Belíssima é a comparação que Jesus faz entre uma criança e uma alma que quer penetrar nas regiões felizes do Universo, e ser grande diante de Deus, o Pai Celestial. Para isso, antes de tudo, deve tornar-se inocente e pura. E Jesus, que era a inocência e a pureza suprema, toma o coração infantil como sua representação na terra.
6 O que escandalizar, porém, a um destes pequeninos que creem em mim, melhor lhe fora que se lhe pendurasse ao pescoço uma mó de atafona, e que o lançassem ao fundo do mar.
Os que desviam seu próximo da crença em Deus, e do bem que promana da fé viva, e das consolações que se originam da certeza da imortalidade da alma, cometem um grande crime, porque se fazem agentes das trevas, e trabalham para que o mal se perpetue na face da terra. São péssimas as consequências que um tal proceder acarreta para os infelizes, que se entregam à ingrata tarefa de apagarem a luz que clareia o caminho das criaturas para Deus; rudes sofrimentos os aguardam no caminho do porvír.
7 Ai do mundo por causa dos escândalos. Porque é necessário que sucedam escândalos; mas aí daquele homem por quem vem o escândalo.
Os escândalos do mundo se originam da ignorância espiritual em que vive a humanidade. Os crimes, os vícios, as paixões inferiores, as ambições desvairadas, as vinganças, os ódios, a desonestidade tudo são escândalos.
Enquanto os homens persistirem em alimentar estes escândalos, não se livrarão do cortejo de sofrimentos, que os acompanham.
Em virtude de estarem os homens vivendo em completo desacordo com as leis divinas, é natural que sejam necessários os escândalos para que o sofrimento lhes faça aborrecer o caminho errado que tomaram. Quando todos se compenetrarem da inutilidade de viverem desrespeitando as leis de Deus e se regenerarem, cessarão os escândalos.

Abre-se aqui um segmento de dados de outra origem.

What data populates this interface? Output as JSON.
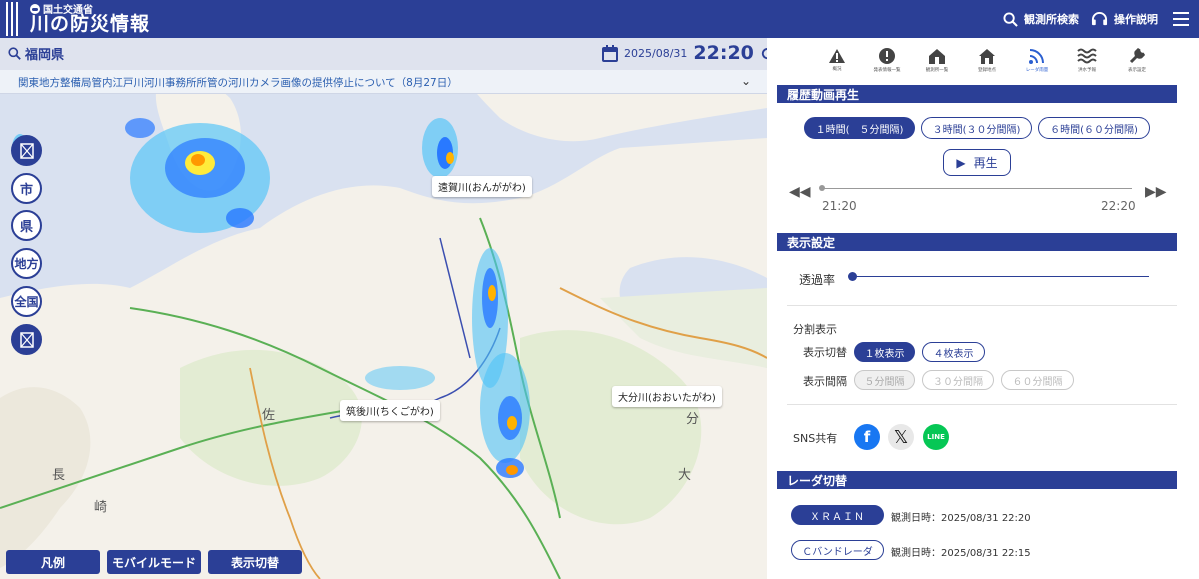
{
  "header": {
    "ministry": "国土交通省",
    "title": "川の防災情報",
    "search_label": "観測所検索",
    "help_label": "操作説明"
  },
  "map": {
    "prefecture": "福岡県",
    "date": "2025/08/31",
    "time": "22:20",
    "notice": "関東地方整備局管内江戸川河川事務所所管の河川カメラ画像の提供停止について（8月27日）",
    "rivers": [
      "遠賀川(おんががわ)",
      "筑後川(ちくごがわ)",
      "大分川(おおいたがわ)"
    ],
    "side_buttons": [
      "市",
      "県",
      "地方",
      "全国"
    ],
    "bottom_buttons": [
      "凡例",
      "モバイルモード",
      "表示切替"
    ],
    "place_kanji": [
      "佐",
      "長",
      "崎",
      "分",
      "大"
    ]
  },
  "panel": {
    "tools": [
      "概況",
      "発表情報一覧",
      "観測所一覧",
      "登録地点",
      "レーダ雨量",
      "洪水予報",
      "表示設定"
    ],
    "history": {
      "title": "履歴動画再生",
      "intervals": [
        "１時間(　５分間隔)",
        "３時間(３０分間隔)",
        "６時間(６０分間隔)"
      ],
      "play_label": "再生",
      "start": "21:20",
      "end": "22:20"
    },
    "display": {
      "title": "表示設定",
      "opacity_label": "透過率",
      "split_label": "分割表示",
      "switch_label": "表示切替",
      "switch_options": [
        "１枚表示",
        "４枚表示"
      ],
      "interval_label": "表示間隔",
      "interval_options": [
        "５分間隔",
        "３０分間隔",
        "６０分間隔"
      ],
      "sns_label": "SNS共有"
    },
    "radar": {
      "title": "レーダ切替",
      "items": [
        {
          "name": "ＸＲＡＩＮ",
          "time": "観測日時：2025/08/31 22:20"
        },
        {
          "name": "Ｃバンドレーダ",
          "time": "観測日時：2025/08/31 22:15"
        }
      ]
    }
  },
  "colors": {
    "brand": "#2b3f96"
  }
}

8 Ora se a tua mão ou o teu pé te escandaliza, corta-o e lança-o fora de ti; melhor te é entrar na vida manco ou aleijado, do que tendo duas mãos ou dois pés, ser lançado no fogo eterno.
9 E se o teu olho te escandaliza, tira-o e lança-o fora de ti; melhor te é entrar na vida com um só olho, do que, tendo dois, ser lançado no fogo do inferno.
Temos aqui a lei das causas e dos efeitos. Cada um é punido naquilo por que pecou. Se os órgãos do corpo, ao invés de servirem para o bem, são utilizados para o mal, deverão ser suprimidos do futuro corpo, no qual o espírito se reencarnará. Assim o espírito se penitenciará do erro cometido e aprenderá a servir-se nobremente dos instrumentos que o Senhor lhe emprestou para seu progresso. Pela aplicação dessa lei, os que consagram sua inteligência ao mal, serão compelidos à idiotia; os que abusam do poder, serão rebaixados à subalternidade; os que menosprezam o dom da saúde, terão de viver em organismos enfermos; enfim, cada um sofrerá em si próprio o efeito do erro cometido.
Quanto à expressão fogo do inferno, não a devemos tomar no sentido de lugar de eternos suplícios; porém, como sendo a intranquilidade que agita a alma e a faz penar até que não corrija o mal praticado. Uma vez que, pelo esforço e boa vontade, a alma se livra das manchas que lhe queimam a consciência, cessará o fogo do inferno que a consumia.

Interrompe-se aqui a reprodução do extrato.